Настроение Александра Александровича все улучшалось. Он стал подвижен, шутил и сам весело смеялся своим шуткам, лежал или ходил по комнате, без конца напевая.
— Колдовское тут убежище, черноглазая. Поработать захотелось. Уж не помню, сколько лет не тянуло.

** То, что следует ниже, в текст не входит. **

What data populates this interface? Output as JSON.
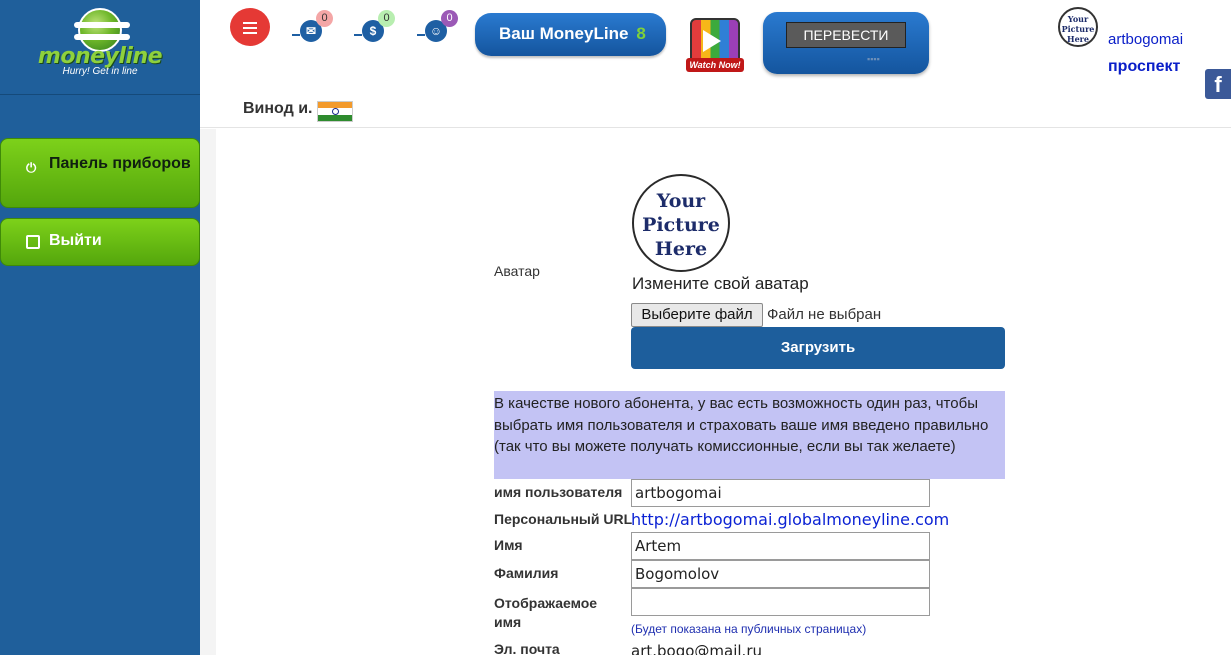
{
  "logo": {
    "name": "moneyline",
    "tagline": "Hurry! Get in line"
  },
  "sidebar": {
    "items": [
      {
        "label": "Панель приборов",
        "icon": "power-icon"
      },
      {
        "label": "Выйти",
        "icon": "logout-icon"
      }
    ]
  },
  "header": {
    "notifications": [
      {
        "icon": "mail-icon",
        "count": "0",
        "badge_color": "#f4a6a6"
      },
      {
        "icon": "money-bag-icon",
        "count": "0",
        "badge_color": "#b8eeb0"
      },
      {
        "icon": "users-icon",
        "count": "0",
        "badge_color": "#9b59b6"
      }
    ],
    "moneyline_label": "Ваш MoneyLine",
    "moneyline_count": "8",
    "watch_label": "Watch Now!",
    "translate_label": "ПЕРЕВЕСТИ",
    "username": "artbogomai",
    "prospect_label": "проспект",
    "facebook_letter": "f",
    "user_display": "Винод и.",
    "avatar_text": "Your Picture Here"
  },
  "profile": {
    "avatar_label": "Аватар",
    "avatar_text": "Your Picture Here",
    "change_avatar": "Измените свой аватар",
    "choose_file": "Выберите файл",
    "no_file": "Файл не выбран",
    "upload": "Загрузить",
    "info_text": "В качестве нового абонента, у вас есть возможность один раз, чтобы выбрать имя пользователя и страховать ваше имя введено правильно (так что вы можете получать комиссионные, если вы так желаете)",
    "fields": {
      "username_label": "имя пользователя",
      "username_value": "artbogomai",
      "url_label": "Персональный URL",
      "url_value": "http://artbogomai.globalmoneyline.com",
      "first_name_label": "Имя",
      "first_name_value": "Artem",
      "last_name_label": "Фамилия",
      "last_name_value": "Bogomolov",
      "display_name_label": "Отображаемое имя",
      "display_name_value": "",
      "display_note": "(Будет показана на публичных страницах)",
      "email_label": "Эл. почта",
      "email_value": "art.bogo@mail.ru"
    }
  },
  "colors": {
    "sidebar_bg": "#1f5f9b",
    "green_button": "#6cbf14",
    "brand_blue": "#1d5e9c",
    "menu_red": "#e53935",
    "info_bg": "#c3c3f4",
    "link_blue": "#0b22d4"
  }
}
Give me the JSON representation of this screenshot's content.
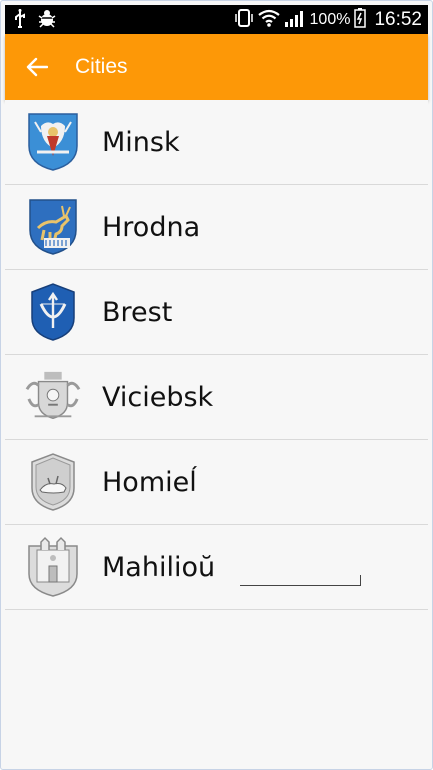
{
  "status": {
    "battery_percent": "100%",
    "time": "16:52"
  },
  "appbar": {
    "title": "Cities"
  },
  "cities": [
    {
      "name": "Minsk",
      "emblem": "minsk-coat-of-arms"
    },
    {
      "name": "Hrodna",
      "emblem": "hrodna-coat-of-arms"
    },
    {
      "name": "Brest",
      "emblem": "brest-coat-of-arms"
    },
    {
      "name": "Viciebsk",
      "emblem": "viciebsk-coat-of-arms"
    },
    {
      "name": "Homieĺ",
      "emblem": "homiel-coat-of-arms"
    },
    {
      "name": "Mahilioŭ",
      "emblem": "mahiliou-coat-of-arms"
    }
  ],
  "colors": {
    "appbar": "#fd9807",
    "status_bar": "#000000",
    "list_background": "#f7f7f7"
  }
}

После того как он растолковал Дуне, в чем заключается его работа, она, проникнув не совсем праведными путями в прежде занимаемый им павильон, достала стопку нотной бумаги и старую скрипку. В комнатушке телятницы стали раздаваться приглушенные звуки смычка. Александр Александрович под сурдинку наигрывал мотивы, затем отвыкшей рукой писал ноты, опять брался за инструмент, попеременно радовался и хмурился: было весело снова ощущать прилив сил, сутолоку забродивших в голове мыслей. Однако он очень скоро мрачнел, чувствуя, как трудно стало разрешать ему самые простые задачи гармонии и контрапункта.
— Не задумывайся, барин, обойдется все, наладится. Сходи-ка искупайся в речке, прохладись!

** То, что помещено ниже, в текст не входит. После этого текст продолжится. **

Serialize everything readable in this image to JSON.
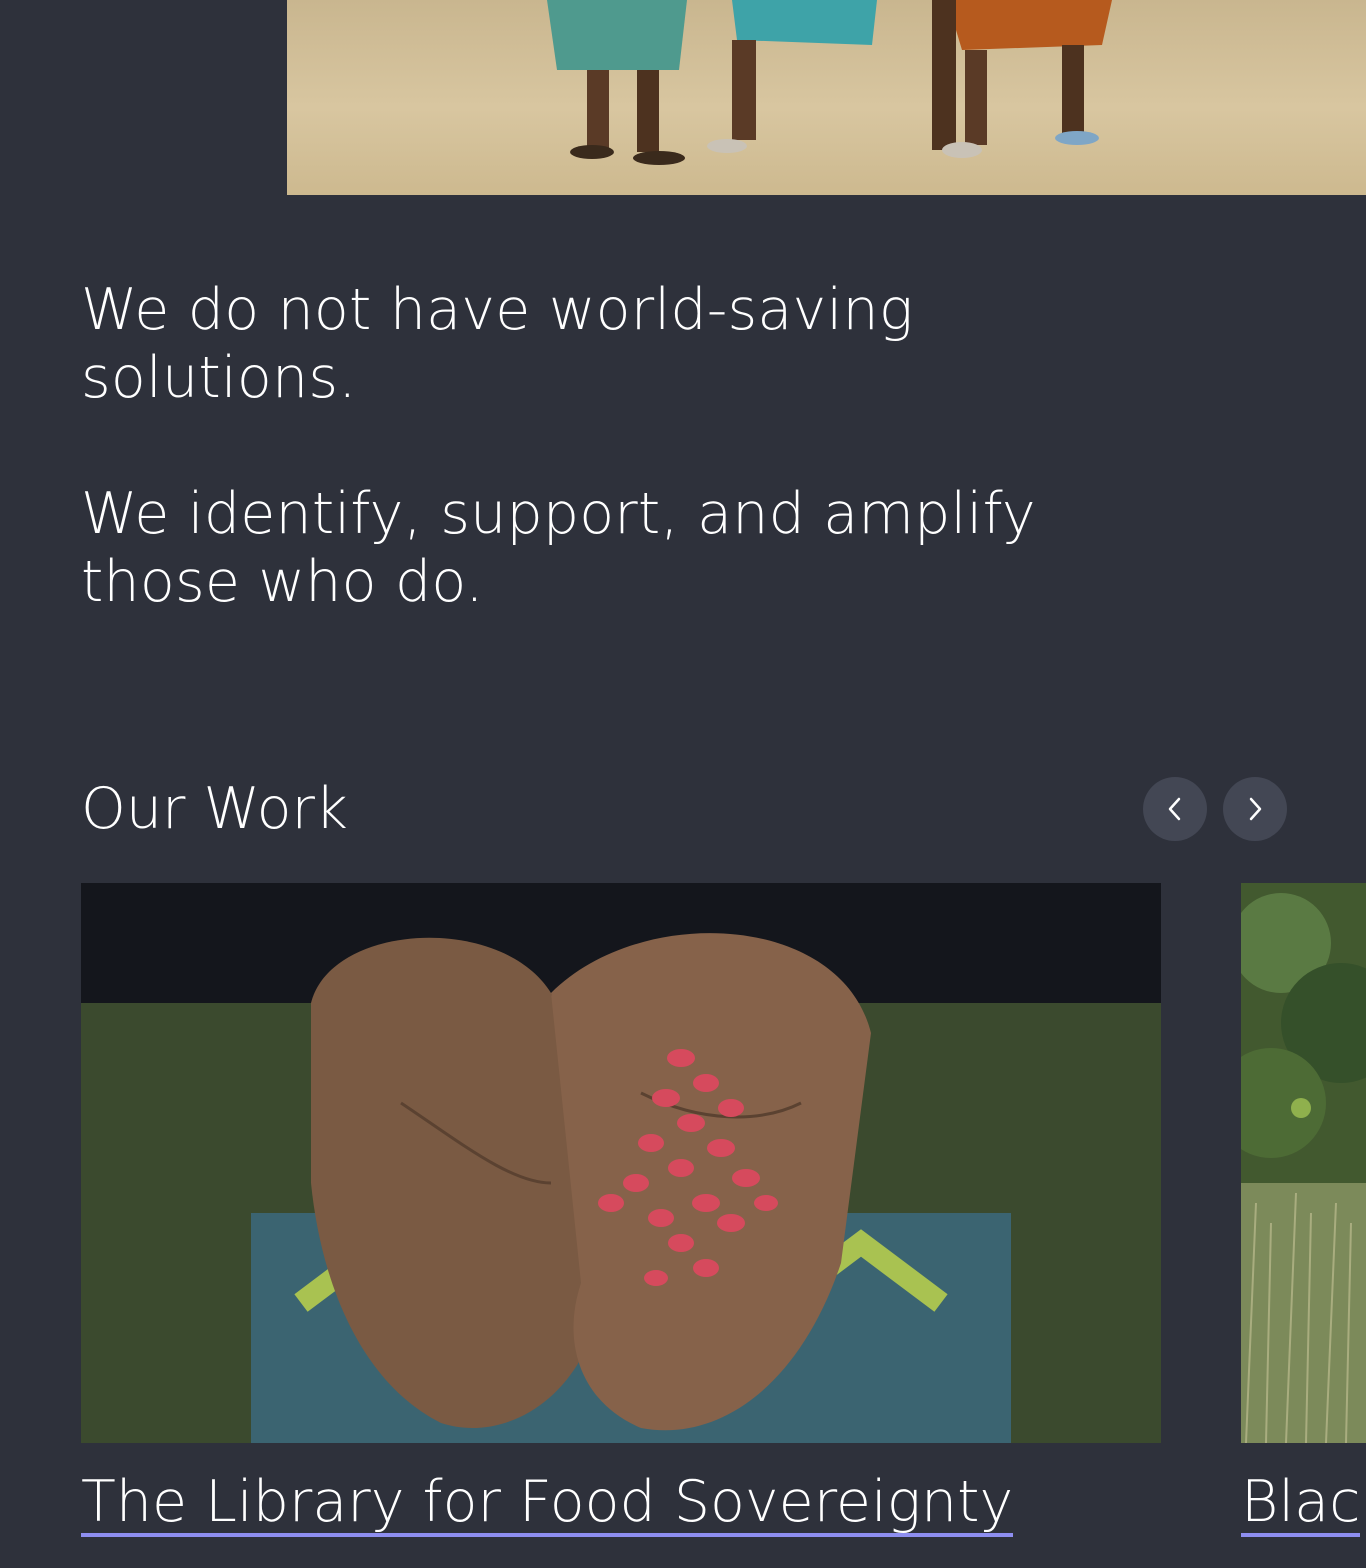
{
  "hero": {
    "image_description_icon": "photo-icon"
  },
  "intro": {
    "line1": "We do not have world-saving solutions.",
    "line2": "We identify, support, and amplify those who do."
  },
  "our_work": {
    "title": "Our Work",
    "prev_icon": "chevron-left-icon",
    "next_icon": "chevron-right-icon",
    "cards": [
      {
        "title": "The Library for Food Sovereignty"
      },
      {
        "title": "Blac"
      }
    ]
  },
  "colors": {
    "background": "#2e313b",
    "nav_button": "#434754",
    "link_underline": "#8e8ef0",
    "text": "#ffffff"
  }
}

Он полюбил слушать ее голос, видеть, как медленно возникала на ее губах улыбка, светлело лицо в ответ на его ласковые слова. И иногда, вызвав ее на разговор, серьезно слушал.
— Мне что-то надоело одному гулять, да ты вот работаешь весь день. Где тебе полуночничать… — непроизвольно вырвалось у него как-то.
Он тут же понял, что сказал что-то значительное: у него, как в юности, чуть замерло сердце, и ему сделалось стыдно и хорошо вместе с тем.
— Я все равно не сплю, когда ты уходишь, — просто ответила Дуня.
Когда, близко к полночи, он собрался на прогулку, Дуня, тихо лежавшая на своей постели за кумачовой занавеской, легко поднялась и вышла к нему, оправляя ситцевое платье.
За порогом дома их охватила жаркая и непроницаемая июльская ночь. Где-то впереди глубокий мрак колебали зарницы, а вокруг трещали кузнечики и темнела свисавшая с безмолвных деревьев листва, чутко прислушивавшаяся к немой грозе. От невидимых стогов шел сильный, пьянящий запах сена.
В исходе зимы Александр Александрович обвенчался с Дуней — на этом настояла Юлия Владимировна. Узнав об их связи, она твердо заявила, что порядочный человек, соблазнивший девушку, обязан на ней жениться, кто бы она ни была. Петр Александрович с легким сердцем выехал из Петербурга в имение устраивать судьбу брата.
Уже около года дядя Саша сожительствовал с Дуней. К предложению жениться он отнесся равнодушно, с иронией человека, который уже окончательно убедился, что на свете нет ничего заслуживающего серьезного отношения.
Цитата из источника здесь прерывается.